In the face of this economic ‘crossfire’; the combination of subdued wage gains, heavy financial commitments and seemingly relentless increases in a range of public sector charges mean Irish consumers still lack the sort of clear improvement in their own spending power that would allow them set aside worries about the global ‘macro’ climate. Instead, the detailed consumer sentiment survey results point towards a tendency towards increased levels of borrowing in circumstances where current income is falling short of expected future spending power.

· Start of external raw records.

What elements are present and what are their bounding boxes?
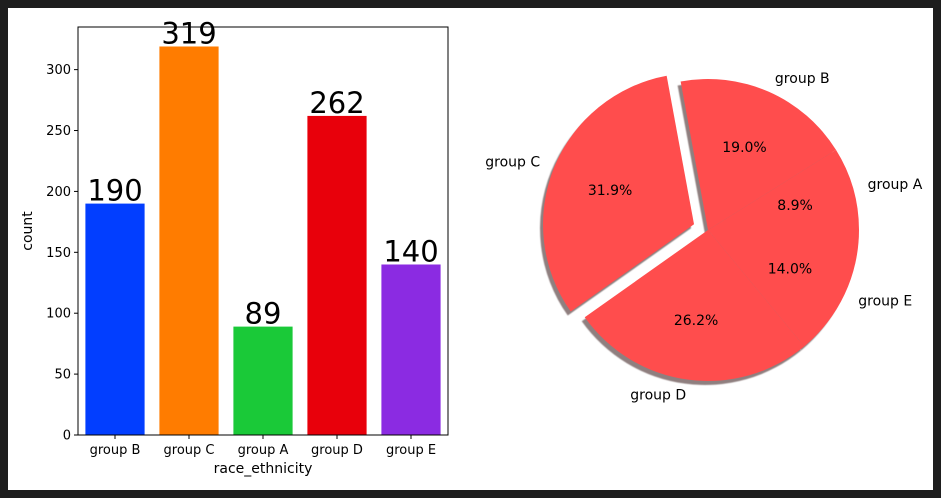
- pie-percent-labels: 8.9% 19.0% 31.9% 26.2% 14.0%: [588, 140, 813, 329]
- x-tick-label: group B: [90, 443, 141, 458]
- x-axis-label: race_ethnicity: [214, 461, 313, 477]
- y-tick-label: 250: [46, 124, 71, 139]
- pie-chart: group A group B group C group D group E 8.9%…: [485, 71, 922, 404]
- figure-svg: 190 319 89 262 140 0 50 100 150 200 250 300 group …: [20, 16, 923, 477]
- x-tick-label: group D: [311, 443, 363, 458]
- bar-group-A: [233, 326, 293, 435]
- y-tick-label: 0: [63, 429, 71, 444]
- x-tick-label: group A: [238, 443, 289, 458]
- y-tick-label: 300: [46, 63, 71, 78]
- y-tick-label: 200: [46, 185, 71, 200]
- pie-percent-label: 26.2%: [674, 313, 718, 329]
- y-tick-label: 50: [54, 368, 71, 383]
- pie-slice-group-B: [680, 79, 836, 231]
- x-tick-label: group C: [164, 443, 215, 458]
- y-tick-label: 100: [46, 307, 71, 322]
- bar-group-B: [85, 203, 145, 435]
- pie-slice-group-A: [708, 149, 859, 230]
- y-axis-label: count: [20, 211, 36, 251]
- pie-label: group E: [858, 294, 912, 310]
- pie-label: group A: [868, 177, 923, 193]
- y-axis-ticks: 0 50 100 150 200 250 300: [46, 63, 78, 444]
- bar-group-D: [307, 115, 367, 435]
- x-tick-label: group E: [386, 443, 436, 458]
- pie-label: group D: [630, 388, 686, 404]
- pie-labels: group A group B group C group D group E: [485, 71, 922, 404]
- bar-data-label: 190: [87, 174, 142, 208]
- pie-slice-group-E: [708, 230, 859, 347]
- bar-data-label: 319: [161, 16, 216, 50]
- bar-data-label: 140: [383, 234, 438, 268]
- pie-slice-group-C: [543, 75, 695, 312]
- bar-group-C: [159, 46, 219, 435]
- pie-slice-group-D: [584, 230, 805, 381]
- pie-slices: [543, 75, 859, 381]
- bar-group-E: [381, 264, 441, 435]
- pie-percent-label: 14.0%: [768, 262, 812, 278]
- pie-label: group B: [775, 71, 830, 87]
- bar-data-label: 262: [309, 86, 364, 120]
- pie-percent-label: 31.9%: [588, 183, 632, 199]
- bar-series: [85, 46, 441, 435]
- pie-label: group C: [485, 155, 540, 171]
- bar-chart: 190 319 89 262 140 0 50 100 150 200 250 300 group …: [20, 16, 449, 477]
- figure-canvas: 190 319 89 262 140 0 50 100 150 200 250 300 group …: [8, 8, 933, 490]
- pie-percent-label: 8.9%: [777, 198, 813, 214]
- bar-data-labels: 190 319 89 262 140: [87, 16, 438, 330]
- pie-percent-label: 19.0%: [722, 140, 766, 156]
- x-axis-ticks: group B group C group A group D group E: [90, 435, 436, 458]
- y-tick-label: 150: [46, 246, 71, 261]
- bar-data-label: 89: [245, 297, 282, 331]
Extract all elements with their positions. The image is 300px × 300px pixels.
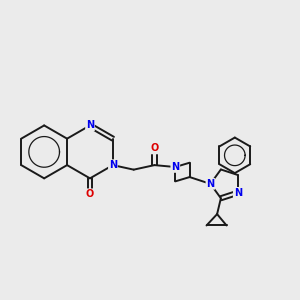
Text: N: N <box>109 160 117 170</box>
Text: N: N <box>86 120 94 130</box>
Text: N: N <box>171 162 179 172</box>
Text: N: N <box>206 179 214 189</box>
Text: O: O <box>150 143 159 154</box>
Text: O: O <box>86 189 94 199</box>
Text: N: N <box>234 188 242 198</box>
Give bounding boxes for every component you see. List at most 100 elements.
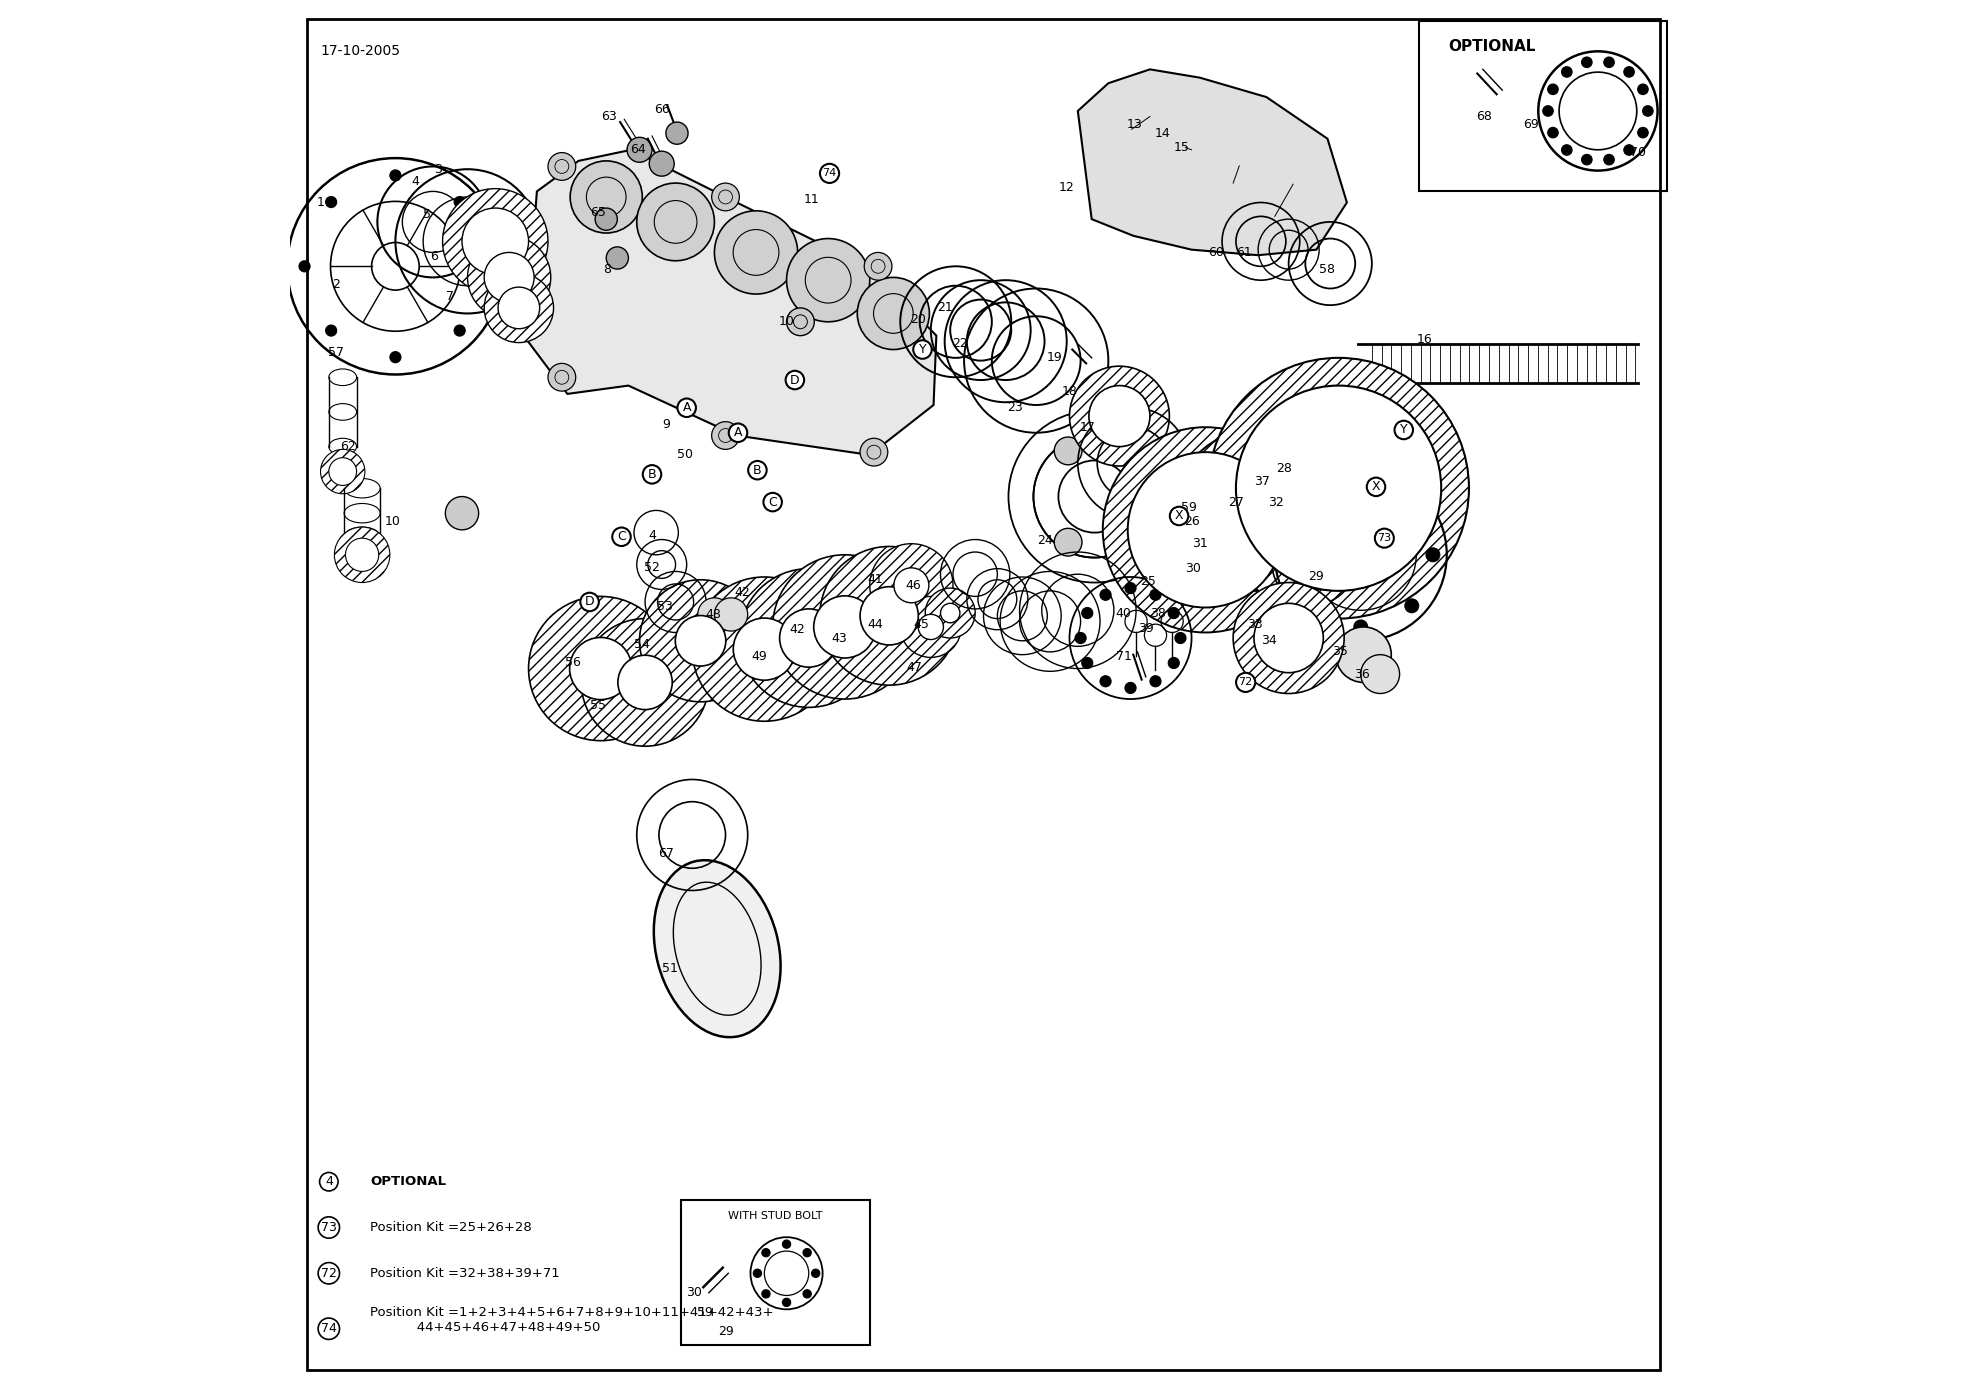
Circle shape — [346, 538, 380, 571]
Text: 41: 41 — [867, 573, 883, 587]
Circle shape — [1548, 128, 1558, 137]
Circle shape — [812, 1269, 820, 1277]
Circle shape — [698, 598, 732, 631]
Circle shape — [787, 308, 814, 336]
Text: 43: 43 — [832, 631, 848, 645]
Text: X: X — [1174, 509, 1184, 523]
Ellipse shape — [653, 860, 781, 1037]
Circle shape — [549, 153, 576, 180]
Circle shape — [1603, 154, 1615, 165]
Circle shape — [649, 151, 675, 176]
Circle shape — [1174, 632, 1186, 644]
Circle shape — [389, 169, 401, 180]
Circle shape — [1125, 682, 1137, 694]
Circle shape — [1103, 427, 1308, 632]
Circle shape — [1336, 627, 1391, 682]
Circle shape — [1282, 548, 1296, 562]
Circle shape — [1100, 675, 1111, 687]
Circle shape — [1249, 570, 1263, 584]
Text: 53: 53 — [657, 599, 673, 613]
Text: 37: 37 — [1255, 474, 1271, 488]
Circle shape — [714, 211, 799, 294]
Circle shape — [761, 1248, 771, 1257]
Text: 23: 23 — [1007, 401, 1023, 415]
Text: 56: 56 — [565, 656, 580, 670]
Circle shape — [637, 183, 714, 261]
Text: WITH STUD BOLT: WITH STUD BOLT — [728, 1211, 822, 1221]
Circle shape — [919, 614, 944, 639]
Circle shape — [462, 208, 529, 275]
Text: 32: 32 — [1269, 495, 1284, 509]
Circle shape — [334, 527, 389, 583]
Text: 34: 34 — [1261, 634, 1277, 648]
Text: 30: 30 — [686, 1286, 702, 1300]
Text: 74: 74 — [822, 168, 836, 179]
Circle shape — [1639, 85, 1648, 94]
Text: 39: 39 — [1137, 621, 1155, 635]
Polygon shape — [525, 150, 936, 455]
Text: 18: 18 — [1062, 384, 1078, 398]
Circle shape — [869, 544, 952, 627]
Text: Position Kit =25+26+28: Position Kit =25+26+28 — [370, 1221, 533, 1234]
Text: A: A — [683, 401, 690, 415]
Circle shape — [328, 458, 356, 485]
Text: 6: 6 — [431, 250, 439, 264]
Circle shape — [1125, 583, 1137, 594]
Circle shape — [484, 252, 535, 302]
Circle shape — [529, 596, 673, 741]
Text: 4: 4 — [411, 175, 419, 189]
Circle shape — [596, 208, 618, 230]
Text: 17: 17 — [1080, 420, 1096, 434]
Circle shape — [299, 261, 311, 272]
Circle shape — [327, 197, 336, 208]
Text: 65: 65 — [590, 205, 606, 219]
Circle shape — [803, 1290, 810, 1298]
Text: 5: 5 — [423, 208, 431, 222]
Circle shape — [712, 183, 740, 211]
Circle shape — [1151, 589, 1161, 601]
Circle shape — [1296, 456, 1310, 470]
Text: 11: 11 — [805, 193, 820, 207]
Text: 67: 67 — [657, 846, 675, 860]
Text: 27: 27 — [1227, 495, 1243, 509]
Circle shape — [1642, 105, 1652, 117]
Circle shape — [498, 287, 539, 329]
Text: 71: 71 — [1115, 649, 1131, 663]
Circle shape — [582, 619, 708, 746]
Text: 44: 44 — [867, 617, 883, 631]
Text: 51: 51 — [663, 961, 679, 975]
Circle shape — [480, 261, 492, 272]
Text: 29: 29 — [1308, 570, 1324, 584]
Circle shape — [783, 1298, 791, 1307]
Text: 72: 72 — [321, 1266, 336, 1280]
Text: D: D — [791, 373, 801, 387]
Text: 62: 62 — [340, 440, 356, 454]
Circle shape — [484, 273, 553, 343]
Circle shape — [1562, 144, 1572, 155]
Circle shape — [1581, 57, 1591, 68]
Text: 63: 63 — [602, 110, 618, 123]
Text: 25: 25 — [1141, 574, 1157, 588]
Text: 45: 45 — [913, 617, 928, 631]
Circle shape — [858, 277, 928, 350]
Text: 73: 73 — [1377, 533, 1391, 544]
Text: 48: 48 — [704, 608, 722, 621]
Circle shape — [1353, 476, 1367, 490]
Circle shape — [1426, 548, 1440, 562]
Circle shape — [1054, 437, 1082, 465]
Circle shape — [901, 596, 962, 657]
Circle shape — [443, 189, 549, 294]
Circle shape — [1133, 483, 1161, 510]
Circle shape — [860, 438, 887, 466]
Circle shape — [454, 325, 466, 336]
Text: 10: 10 — [386, 515, 401, 528]
Circle shape — [820, 546, 958, 685]
Text: C: C — [769, 495, 777, 509]
Circle shape — [667, 122, 688, 144]
Circle shape — [606, 247, 627, 269]
Text: 57: 57 — [328, 345, 344, 359]
Circle shape — [864, 252, 891, 280]
Text: 17-10-2005: 17-10-2005 — [321, 44, 401, 58]
Circle shape — [389, 352, 401, 363]
Circle shape — [1625, 67, 1635, 78]
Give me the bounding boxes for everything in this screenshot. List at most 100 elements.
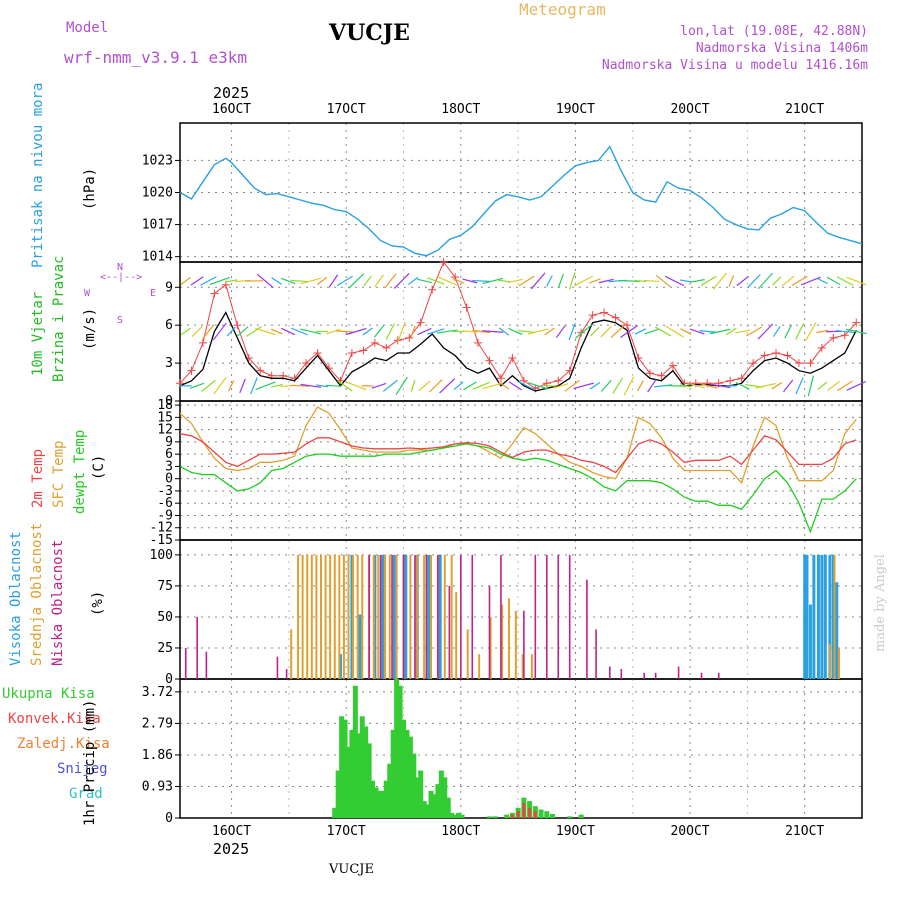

Strong domestic conditions offset international concerns
Persistently strong domestic trends bode well for a future in which the global economic backdrop looks set to remain challenging. High oil prices are likely to continue to restrain activity while intense competitive pressures resulting from the expanding productive capacity of countries such a China and India will also ask questions of ‘mature’ Western economies. Importantly, accumulating evidence of a pronounced slowdown in the UK economy implies Ireland’s most important export market may not be as strong as in recent years. This could pose particular problems for a range of Irish businesses.
Increasing evidence of ‘external’ headwinds to Irish economic growth argues for a measure of caution in relation to the likely scale of gains in activity and new jobs in the Irish economy in the next few years. However, this economy has successfully come through a severe ‘stress testing’ in the recent global downturn and the evidence to date in 2005 suggests that domestic fundamentals remain very strong. So, while questions abound about the precise scale of growth likely in Ireland in coming years, there are good grounds for believing that living standards will see a sustained improvement.